Rick Musser isn't one to let go of a dream too easily. Take those model planes, for instance, that you see when you walk into his office in Stauffer-Flint Hall. He's been building them since he was a kid, but back then Musser's interest in aviation was anything but miniature.

"I guess I wanted to be a fighter pilot," Musser recalls, "but my eyes are too bad."

Getting even

It wasn't just less-than-perfect eyesight that kept Musser from pursuing his dreams of flight. He developed an interest in journalism in high school, where he edited and wrote for his school paper. As an undergraduate, Musser took a turn at creative writing, but found he agreed with Robert Frost's assessment of writing without rules.

"It was like playing tennis without the net," Musser says. "I liked telling a story using the facts at hand."

If Musser had any doubts about choosing to go into journalism, he quelled them early. He says he knew he was on the right track when he realized a principal wanted him to stay after school for something he had written in the school paper.

"And I've been getting even with the S.O.B.s ever since," he says.

Nuts and bolts

When Del Brinkman, a teacher of Musser's at Indiana University, came to KU to become dean of journalism, Musser decided to look into the school.
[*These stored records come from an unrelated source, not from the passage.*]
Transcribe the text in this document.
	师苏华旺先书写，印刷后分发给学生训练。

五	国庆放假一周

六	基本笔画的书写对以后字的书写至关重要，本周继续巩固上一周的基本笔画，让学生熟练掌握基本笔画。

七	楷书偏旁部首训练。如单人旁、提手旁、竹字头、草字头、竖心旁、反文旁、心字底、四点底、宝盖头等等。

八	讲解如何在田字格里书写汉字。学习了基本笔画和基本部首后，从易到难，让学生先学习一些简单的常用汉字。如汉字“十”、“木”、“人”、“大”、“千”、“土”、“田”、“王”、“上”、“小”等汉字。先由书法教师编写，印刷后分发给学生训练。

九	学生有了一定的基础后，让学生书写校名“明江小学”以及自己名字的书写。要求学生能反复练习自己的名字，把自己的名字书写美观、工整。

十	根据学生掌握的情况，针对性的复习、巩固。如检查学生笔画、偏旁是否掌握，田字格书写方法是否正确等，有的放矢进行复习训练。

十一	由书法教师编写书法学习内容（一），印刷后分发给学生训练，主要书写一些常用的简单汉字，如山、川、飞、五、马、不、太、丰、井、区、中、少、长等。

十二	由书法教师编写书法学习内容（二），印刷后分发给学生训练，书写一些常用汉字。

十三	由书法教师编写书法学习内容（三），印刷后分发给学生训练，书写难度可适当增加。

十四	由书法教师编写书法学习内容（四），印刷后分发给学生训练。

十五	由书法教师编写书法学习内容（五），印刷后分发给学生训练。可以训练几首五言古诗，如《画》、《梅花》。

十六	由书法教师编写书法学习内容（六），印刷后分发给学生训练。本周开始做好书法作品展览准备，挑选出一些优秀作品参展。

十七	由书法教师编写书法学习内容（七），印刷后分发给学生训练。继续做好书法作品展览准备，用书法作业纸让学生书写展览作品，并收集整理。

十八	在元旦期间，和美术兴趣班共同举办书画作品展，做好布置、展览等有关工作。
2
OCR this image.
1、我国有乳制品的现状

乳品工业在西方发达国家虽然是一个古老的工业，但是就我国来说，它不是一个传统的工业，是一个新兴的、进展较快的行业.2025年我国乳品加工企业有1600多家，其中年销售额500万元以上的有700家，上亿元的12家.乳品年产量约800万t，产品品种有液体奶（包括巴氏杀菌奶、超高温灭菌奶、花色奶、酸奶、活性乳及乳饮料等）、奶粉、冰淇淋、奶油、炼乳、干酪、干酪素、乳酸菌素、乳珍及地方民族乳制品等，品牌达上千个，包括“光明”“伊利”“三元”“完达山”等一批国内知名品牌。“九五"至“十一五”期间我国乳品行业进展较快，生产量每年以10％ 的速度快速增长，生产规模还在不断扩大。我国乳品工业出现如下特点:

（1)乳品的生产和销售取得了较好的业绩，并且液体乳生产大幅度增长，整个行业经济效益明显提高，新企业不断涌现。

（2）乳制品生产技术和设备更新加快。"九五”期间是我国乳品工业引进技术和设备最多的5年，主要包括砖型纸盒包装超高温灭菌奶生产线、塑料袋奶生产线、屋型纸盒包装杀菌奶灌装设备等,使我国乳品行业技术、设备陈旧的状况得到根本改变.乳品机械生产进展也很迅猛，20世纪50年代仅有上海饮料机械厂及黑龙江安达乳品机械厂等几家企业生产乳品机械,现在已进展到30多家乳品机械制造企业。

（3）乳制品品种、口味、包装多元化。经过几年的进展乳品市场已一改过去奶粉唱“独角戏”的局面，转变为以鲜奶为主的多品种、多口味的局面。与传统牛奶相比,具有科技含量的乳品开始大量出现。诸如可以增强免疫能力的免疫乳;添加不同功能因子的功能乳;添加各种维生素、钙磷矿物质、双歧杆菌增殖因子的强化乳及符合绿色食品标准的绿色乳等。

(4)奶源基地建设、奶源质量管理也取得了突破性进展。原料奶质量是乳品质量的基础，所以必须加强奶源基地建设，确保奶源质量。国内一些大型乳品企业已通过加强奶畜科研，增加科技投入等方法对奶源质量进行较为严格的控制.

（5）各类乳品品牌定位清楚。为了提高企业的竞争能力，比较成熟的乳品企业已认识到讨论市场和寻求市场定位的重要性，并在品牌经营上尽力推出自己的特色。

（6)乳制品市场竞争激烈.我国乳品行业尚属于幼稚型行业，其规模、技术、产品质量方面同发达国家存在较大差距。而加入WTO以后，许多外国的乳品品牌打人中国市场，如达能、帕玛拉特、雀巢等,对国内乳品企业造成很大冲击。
He recognized in KU a journalism school that valued what he calls "nuts and bolts journalism." In 1976, he took an opening as general manager of the University Daily Kansan, a job he still says is his favorite.

In his classes today, he's still building on the basics.

"I want kids to come away with the ability to tell a story Ð concisely, in an entertaining way," he says.

But there's more to what Musser teaches than the facts at hand.

He says, "I want to challenge students to find something in themselves they didn't know they had."

The best Job in the world

After 25 years of teaching, Musser is still living out a dream, even if he still just builds planes instead of flying them.

"I figured out a long time ago that being a professor is the best job in the world," he says, without a hint of irony.

He admits there are days when he would rather be doing something else, and he's ventured out to work at various magazines and publishing companies over the years. But for Musser, teaching always just made more sense.

"There are plenty of people who are successful in the media now who would love to have this job," he says, and pauses. "And I've got tenure. I'll keep doing this until they wheel me out."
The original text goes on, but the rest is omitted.